Vendors will continue to operate flexibly to address the needs of different providers. The transition to cloud is one that will not just affect a providers’ radiology department, but one which could have repercussions, both good and bad, network wide. Imaging IT vendors therefore must accommodate specific needs and be flexible in terms of the modules and functionality a provider wants to be cloud-based, or in terms of the cloud provider that a customer wants to partner with. Cloud is coming, but as well as highlighting their technical progress at RSNA, vendors will also want to illustrate their flexibility and how they are able to accommodate a provider’s needs.

Matching the Market

This flexibility will also have to extend to customer groups, where more attention is set to be focused on outpatient imaging and radiology reading groups. This growing customer base is one area where the aforementioned operational workflow tools and other efficiency advantages are set to be particularly well received. These groups, after all, are judged on their ability to read scans quickly, so any solution that can allow them to improve this metric will be heartily embraced. This focus, as well as the circumstance in which these groups operate could continue to drive product differentiation, with the likes of GE Healthcare and its TruePACS diagnostic reading and workflow solution already setting its sights firmly on the outpatient market, along with other newer vendors such as Sirona Medical. More products which serve that segment can be expected to be released, especially as it is a segment growing readily. While RSNA may lack any huge product launches focussed on the outpatient imaging space, it will be a growing consideration for vendors. We therefore expect to see more focus on referral workflow, consultation workflow tools, enterprise load-balancing, patient smart scheduling and considerably more discussion around AI deployment in this segment, particularly as providers’ reliance on outpatient imaging facilities increases.

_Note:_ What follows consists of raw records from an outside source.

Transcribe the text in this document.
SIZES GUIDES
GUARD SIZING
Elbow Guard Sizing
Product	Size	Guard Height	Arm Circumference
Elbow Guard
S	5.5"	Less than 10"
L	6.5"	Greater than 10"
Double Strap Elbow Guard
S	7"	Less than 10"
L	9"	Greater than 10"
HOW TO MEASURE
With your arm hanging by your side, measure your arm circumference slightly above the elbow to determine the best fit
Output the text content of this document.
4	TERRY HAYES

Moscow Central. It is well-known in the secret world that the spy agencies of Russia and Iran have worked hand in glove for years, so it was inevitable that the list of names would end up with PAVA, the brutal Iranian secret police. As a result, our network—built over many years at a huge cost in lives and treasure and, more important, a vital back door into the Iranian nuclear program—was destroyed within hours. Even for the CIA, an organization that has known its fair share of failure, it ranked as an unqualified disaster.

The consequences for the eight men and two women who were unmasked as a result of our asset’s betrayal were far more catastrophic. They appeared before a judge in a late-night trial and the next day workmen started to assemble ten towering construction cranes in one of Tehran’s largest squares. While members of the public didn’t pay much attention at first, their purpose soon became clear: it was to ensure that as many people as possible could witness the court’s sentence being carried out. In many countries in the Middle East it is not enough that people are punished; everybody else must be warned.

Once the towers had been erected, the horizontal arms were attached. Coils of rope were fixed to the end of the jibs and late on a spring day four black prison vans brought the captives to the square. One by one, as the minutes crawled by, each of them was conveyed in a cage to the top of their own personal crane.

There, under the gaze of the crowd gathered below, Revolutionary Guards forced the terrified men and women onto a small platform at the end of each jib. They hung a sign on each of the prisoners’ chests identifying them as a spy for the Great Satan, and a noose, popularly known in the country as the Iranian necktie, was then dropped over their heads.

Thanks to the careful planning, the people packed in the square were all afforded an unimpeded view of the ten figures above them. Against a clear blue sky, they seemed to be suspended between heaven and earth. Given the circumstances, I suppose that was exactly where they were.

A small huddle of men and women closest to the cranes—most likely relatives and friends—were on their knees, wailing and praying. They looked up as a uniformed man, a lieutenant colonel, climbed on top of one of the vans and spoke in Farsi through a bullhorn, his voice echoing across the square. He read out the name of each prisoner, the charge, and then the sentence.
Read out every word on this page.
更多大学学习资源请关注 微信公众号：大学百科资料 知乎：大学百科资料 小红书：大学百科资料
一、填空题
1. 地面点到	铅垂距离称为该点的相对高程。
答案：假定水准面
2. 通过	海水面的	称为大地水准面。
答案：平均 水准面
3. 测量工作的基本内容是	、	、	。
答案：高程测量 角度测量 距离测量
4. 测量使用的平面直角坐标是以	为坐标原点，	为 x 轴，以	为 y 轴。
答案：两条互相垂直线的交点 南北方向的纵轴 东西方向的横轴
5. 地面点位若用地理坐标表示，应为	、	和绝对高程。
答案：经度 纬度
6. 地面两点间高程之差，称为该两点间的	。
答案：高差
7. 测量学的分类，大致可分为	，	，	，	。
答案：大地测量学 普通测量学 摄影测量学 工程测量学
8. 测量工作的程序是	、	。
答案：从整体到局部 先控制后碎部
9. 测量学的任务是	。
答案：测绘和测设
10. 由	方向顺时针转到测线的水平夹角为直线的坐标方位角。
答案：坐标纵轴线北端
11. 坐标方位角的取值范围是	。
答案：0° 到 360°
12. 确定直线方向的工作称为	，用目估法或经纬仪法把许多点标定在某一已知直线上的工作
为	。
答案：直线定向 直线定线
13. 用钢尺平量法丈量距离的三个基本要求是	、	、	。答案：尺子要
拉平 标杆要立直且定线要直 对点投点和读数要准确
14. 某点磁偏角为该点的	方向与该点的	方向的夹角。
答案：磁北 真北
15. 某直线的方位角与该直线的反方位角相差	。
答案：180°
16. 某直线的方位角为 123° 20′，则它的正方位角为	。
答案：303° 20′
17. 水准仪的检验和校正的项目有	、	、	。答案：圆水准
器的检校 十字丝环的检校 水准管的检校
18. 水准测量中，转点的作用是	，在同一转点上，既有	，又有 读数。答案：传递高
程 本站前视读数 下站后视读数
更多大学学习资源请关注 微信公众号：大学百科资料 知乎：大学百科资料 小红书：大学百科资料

Uncertainty as to whether the congress would go ahead in an in-person format, as well as which vendors and industry personnel would be able to attend has meant that for some, scheduling product launches around trade shows, is, for the time being at least, not the best strategy. There are also other buyer-side issues. Providers will have seen their revenues heavily disrupted by the pandemic and are now facing unprecedented demand in some areas. Given this backdrop, advanced, futuristic feature sets will be lower priorities than efficient and affordable functionality. Vendors at RSNA will therefore be primarily concerned with demonstrating how they meet these requirements. Beyond that, there will be innovation and development, towards  more integrated, AI-powered, cloud-based imaging IT systems that providers will rely on in the future. Yet most of this innovation will still be at the roadmap or pilot stage, and an iterative product generation (or three) away. RSNA will this year therefore be a showcase for small, efficient  steps in product development, not giant transformative strides. Given the biggest challenges facing providers today, many customers will think this can only be a good thing.